For the documentary “Misery Loves Comedy,” filmmaker/comedian Kevin Pollak filmed dozens of funny people examining the old question: Do you have to be miserable to be funny? It’s an impressive and wide-ranging cast, including Tom Hanks, Jim Gaffigan, Richard Lewis, Whoopi Goldberg, Penn Jillette, Jimmy Fallon, Jason Alexander, Amy Schumer and many more. Are they miserable? No; everyone seems to be having a great time. Are they funny? Um, not so much.

Essentially, what we have here are a group of people talking about themselves, not necessarily in an amusing fashion. We hear a lot about how comedians are “weird,” how they were misfit kids growing up, how they’re wildly insecure, how they worry about never being funny again. Pollak also includes childhood pictures of many of these people, most of which serve only to prove that, yes, they were once children. And we learn that comedians tend to clump together at social gatherings (like many other groups of people with a shared interest?), and that “being different is good.”

Movie Review ★★  

‘Misery Loves Comedy,’ a documentary directed by Kevin Pollak. 95 minutes. Not rated; for mature audiences. Sundance (21+).

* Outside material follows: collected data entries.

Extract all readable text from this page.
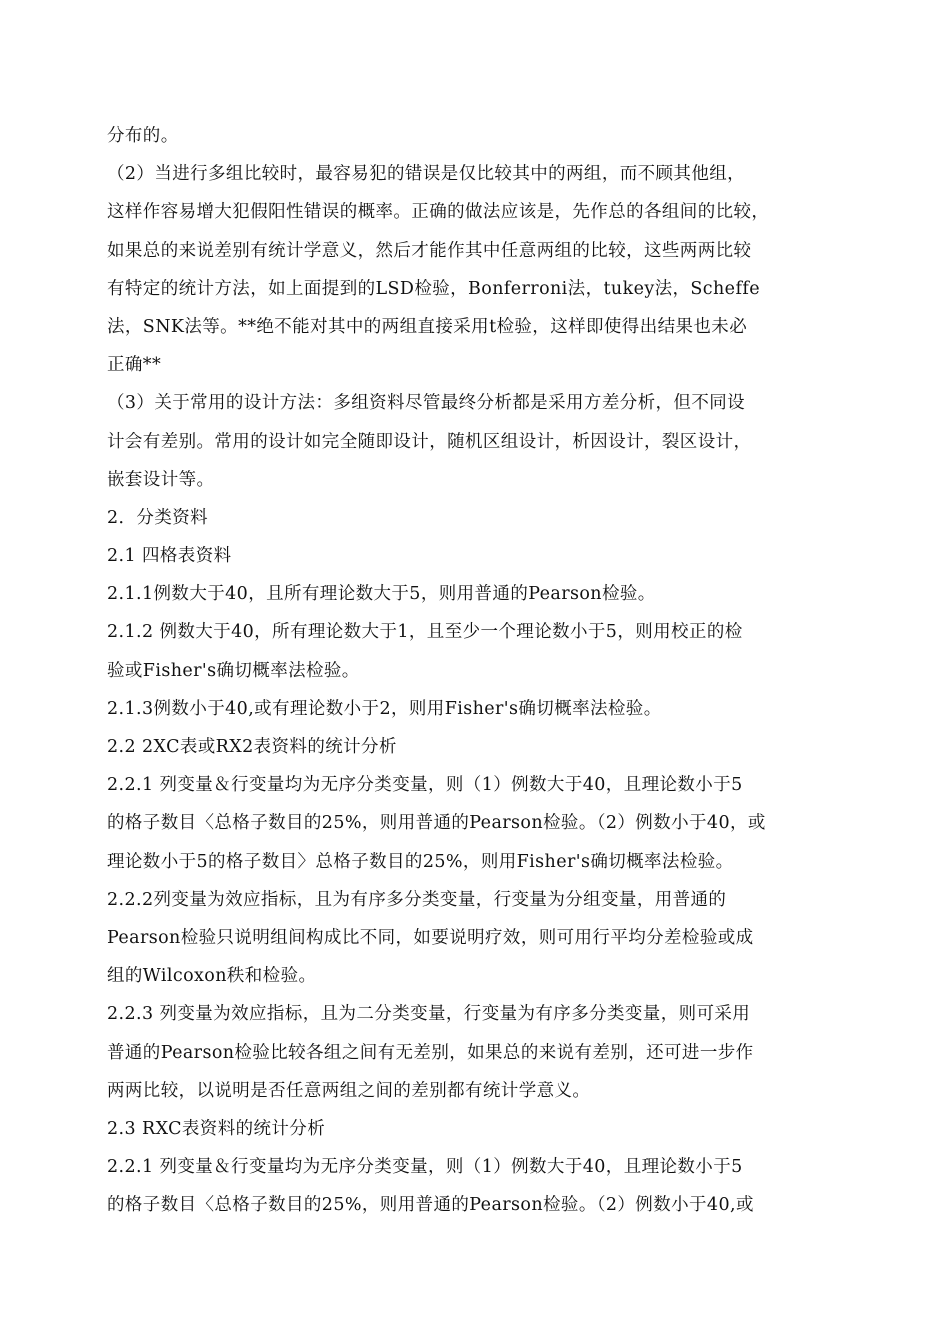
分布的。
（2）当进行多组比较时，最容易犯的错误是仅比较其中的两组，而不顾其他组，
这样作容易增大犯假阳性错误的概率。正确的做法应该是，先作总的各组间的比较，
如果总的来说差别有统计学意义，然后才能作其中任意两组的比较，这些两两比较
有特定的统计方法，如上面提到的LSD检验，Bonferroni法，tukey法，Scheffe
法，SNK法等。**绝不能对其中的两组直接采用t检验，这样即使得出结果也未必
正确**
（3）关于常用的设计方法：多组资料尽管最终分析都是采用方差分析，但不同设
计会有差别。常用的设计如完全随即设计，随机区组设计，析因设计，裂区设计，
嵌套设计等。
2．分类资料
2.1 四格表资料
2.1.1例数大于40，且所有理论数大于5，则用普通的Pearson检验。
2.1.2 例数大于40，所有理论数大于1，且至少一个理论数小于5，则用校正的检
验或Fisher's确切概率法检验。
2.1.3例数小于40,或有理论数小于2，则用Fisher's确切概率法检验。
2.2 2XC表或RX2表资料的统计分析
2.2.1 列变量＆行变量均为无序分类变量，则（1）例数大于40，且理论数小于5
的格子数目〈总格子数目的25%，则用普通的Pearson检验。（2）例数小于40，或
理论数小于5的格子数目〉总格子数目的25%，则用Fisher's确切概率法检验。
2.2.2列变量为效应指标，且为有序多分类变量，行变量为分组变量，用普通的
Pearson检验只说明组间构成比不同，如要说明疗效，则可用行平均分差检验或成
组的Wilcoxon秩和检验。
2.2.3 列变量为效应指标，且为二分类变量，行变量为有序多分类变量，则可采用
普通的Pearson检验比较各组之间有无差别，如果总的来说有差别，还可进一步作
两两比较，以说明是否任意两组之间的差别都有统计学意义。
2.3 RXC表资料的统计分析
2.2.1 列变量＆行变量均为无序分类变量，则（1）例数大于40，且理论数小于5
的格子数目〈总格子数目的25%，则用普通的Pearson检验。（2）例数小于40,或
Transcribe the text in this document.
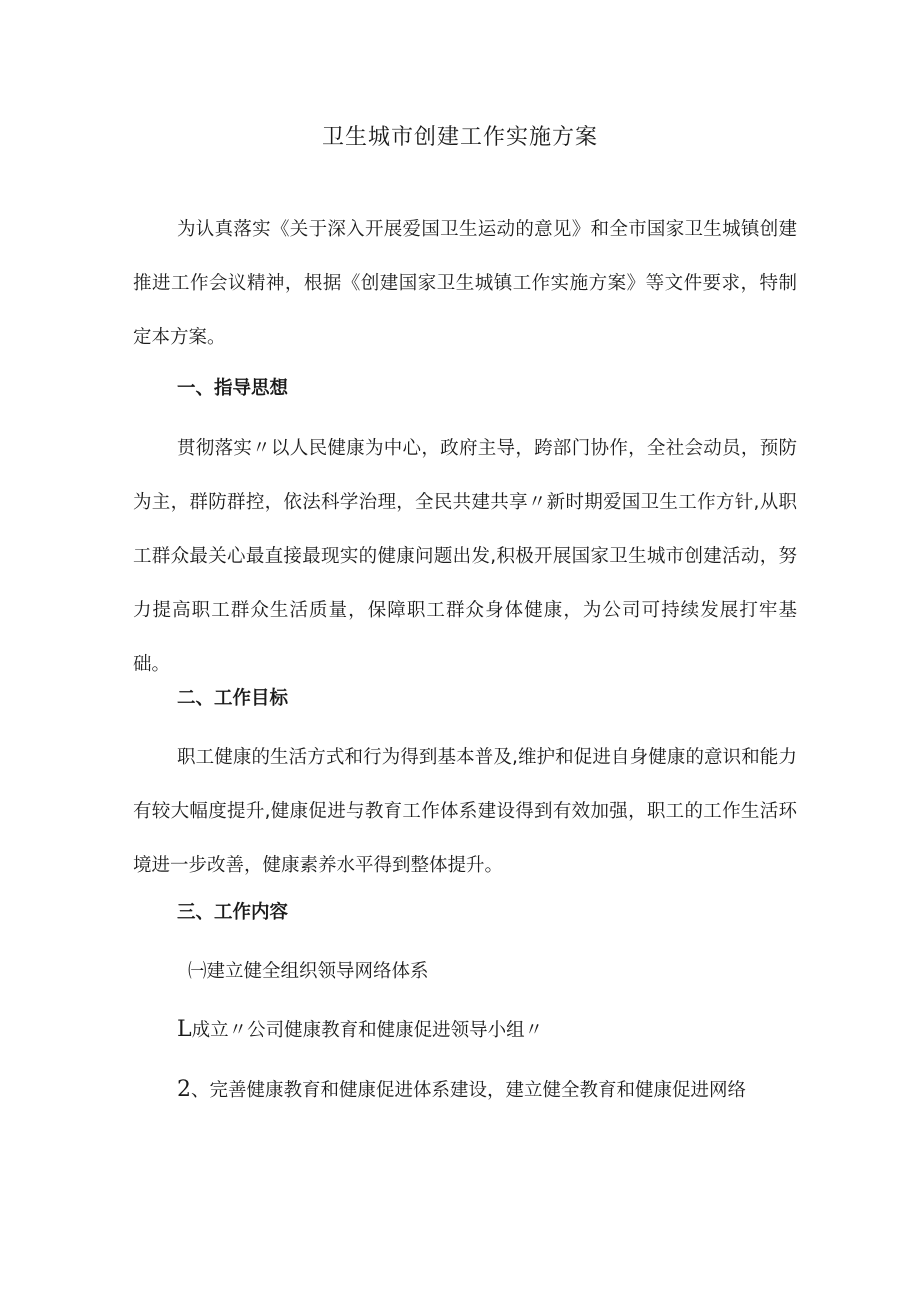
卫生城市创建工作实施方案

为认真落实《关于深入开展爱国卫生运动的意见》和全市国家卫生城镇创建推进工作会议精神，根据《创建国家卫生城镇工作实施方案》等文件要求，特制定本方案。

一、指导思想

贯彻落实〃以人民健康为中心，政府主导，跨部门协作，全社会动员，预防为主，群防群控，依法科学治理，全民共建共享〃新时期爱国卫生工作方针,从职工群众最关心最直接最现实的健康问题出发,积极开展国家卫生城市创建活动，努力提高职工群众生活质量，保障职工群众身体健康，为公司可持续发展打牢基础。

二、工作目标

职工健康的生活方式和行为得到基本普及,维护和促进自身健康的意识和能力有较大幅度提升,健康促进与教育工作体系建设得到有效加强，职工的工作生活环境进一步改善，健康素养水平得到整体提升。

三、工作内容

㈠建立健全组织领导网络体系

L成立〃公司健康教育和健康促进领导小组〃

2、完善健康教育和健康促进体系建设，建立健全教育和健康促进网络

There are a few bright moments here: Alexander describes a moment in which he misjudged an audience and told a terrible joke on the Emmy broadcast, resulting in flop sweat “like Albert Brooks in ‘Broadcast News.’ ” Gaffigan, pondering the movie’s central question, concludes that maybe it’s not misery that’s essential to comedy, but annoyance. “When I see a vegetable tray, I’m annoyed. Nobody wants that.” Freddie Prinze Jr. speaks, casually but movingly, about his late father. And Christopher Guest demonstrates an impressive ability to make a strange, whale-vocalization-like sound that seems to be coming from across the room.

But mostly, “Misery Loves Comedy” feels like the same material, over and over. At the end, we see that it’s dedicated to Robin Williams; it’s hard not to think about how much better — and funnier — this movie might have been with his presence.